31.   Ms. Chapman did not claim CRT dispute-related expenses in her Dispute Notice, but did so in her later submissions. Ms. Chapman claims $7 for printing and computer use, although as an online tribunal the CRT does not typically order these types of expenses reimbursed. Further, I find receipts in evidence show this $7 was spent on gift cards. So, I find the $7 expense is unproven and I do not order its reimbursement. Ms. Chapman also claims $47.25 in corporate search fees that she undertook to make her CRT claim, as shown in a submitted receipt. I find that is a reasonable dispute expense. Ms. Chapman was partly successful in this dispute, so I order Action to reimburse half that amount, which equals $23.62. Ms. Chapman did not formally claim a $300 expense for taking a day off work to “deal with this,” as noted in her submitted expense calculations. So, I find she is not entitled to that unproven $300 expense, which is also inconsistent with the CRT rule about compensation for time spent on a dispute.

ORDERS

32.   I order that, within 30 days of the date of this decision, Action pay Ms. Chapman a total of $651.13, broken down as follows:

a.    $536.91 in damages,

b.    $3.10 in pre-judgment interest under the COIA, and

c.    $87.50 in CRT fees and $23.62 in CRT dispute-related expenses.

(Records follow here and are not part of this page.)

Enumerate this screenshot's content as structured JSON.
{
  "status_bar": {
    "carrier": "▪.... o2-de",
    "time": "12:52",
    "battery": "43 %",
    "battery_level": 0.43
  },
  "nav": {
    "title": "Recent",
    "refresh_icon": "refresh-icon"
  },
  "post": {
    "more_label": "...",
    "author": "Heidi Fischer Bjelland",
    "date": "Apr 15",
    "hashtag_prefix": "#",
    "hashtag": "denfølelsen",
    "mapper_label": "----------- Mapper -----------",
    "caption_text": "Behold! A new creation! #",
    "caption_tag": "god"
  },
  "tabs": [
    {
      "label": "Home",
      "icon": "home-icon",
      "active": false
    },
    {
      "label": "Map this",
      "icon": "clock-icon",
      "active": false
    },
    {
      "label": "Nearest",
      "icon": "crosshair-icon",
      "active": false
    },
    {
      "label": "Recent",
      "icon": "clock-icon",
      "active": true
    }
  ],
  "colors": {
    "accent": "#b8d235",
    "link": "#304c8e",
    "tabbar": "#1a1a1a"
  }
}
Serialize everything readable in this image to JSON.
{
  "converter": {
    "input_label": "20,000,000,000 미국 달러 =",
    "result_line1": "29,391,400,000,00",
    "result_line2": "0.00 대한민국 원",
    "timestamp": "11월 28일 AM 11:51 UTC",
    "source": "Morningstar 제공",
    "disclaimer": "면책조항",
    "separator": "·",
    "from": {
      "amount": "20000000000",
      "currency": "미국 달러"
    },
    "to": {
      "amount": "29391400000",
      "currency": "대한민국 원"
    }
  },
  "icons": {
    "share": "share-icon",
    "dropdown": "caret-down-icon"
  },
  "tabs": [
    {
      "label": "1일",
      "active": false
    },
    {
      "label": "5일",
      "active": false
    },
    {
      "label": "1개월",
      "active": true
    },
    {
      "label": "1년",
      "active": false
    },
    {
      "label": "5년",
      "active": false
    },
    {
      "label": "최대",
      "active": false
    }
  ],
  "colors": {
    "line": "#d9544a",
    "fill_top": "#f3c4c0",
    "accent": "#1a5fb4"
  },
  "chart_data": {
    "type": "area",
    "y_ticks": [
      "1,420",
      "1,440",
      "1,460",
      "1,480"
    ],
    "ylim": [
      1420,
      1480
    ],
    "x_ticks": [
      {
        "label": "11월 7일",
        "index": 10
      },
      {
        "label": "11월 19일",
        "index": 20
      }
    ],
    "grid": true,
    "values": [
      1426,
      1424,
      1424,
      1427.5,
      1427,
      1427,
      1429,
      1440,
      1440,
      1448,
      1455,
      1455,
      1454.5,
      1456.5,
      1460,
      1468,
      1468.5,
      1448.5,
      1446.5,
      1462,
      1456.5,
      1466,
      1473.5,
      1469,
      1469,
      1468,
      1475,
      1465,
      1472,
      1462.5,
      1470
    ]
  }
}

33.   Ms. Chapman is also entitled to post-judgment interest under the COIA, as applicable.

34.   I dismiss Ms. Chapman’s remaining claims.

35.   Under section 58.1 of the CRTA, a validated copy of the CRT’s order can be enforced through the Provincial Court of British Columbia. Once filed, a CRT order has the same force and effect as an order of the Provincial Court of British Columbia.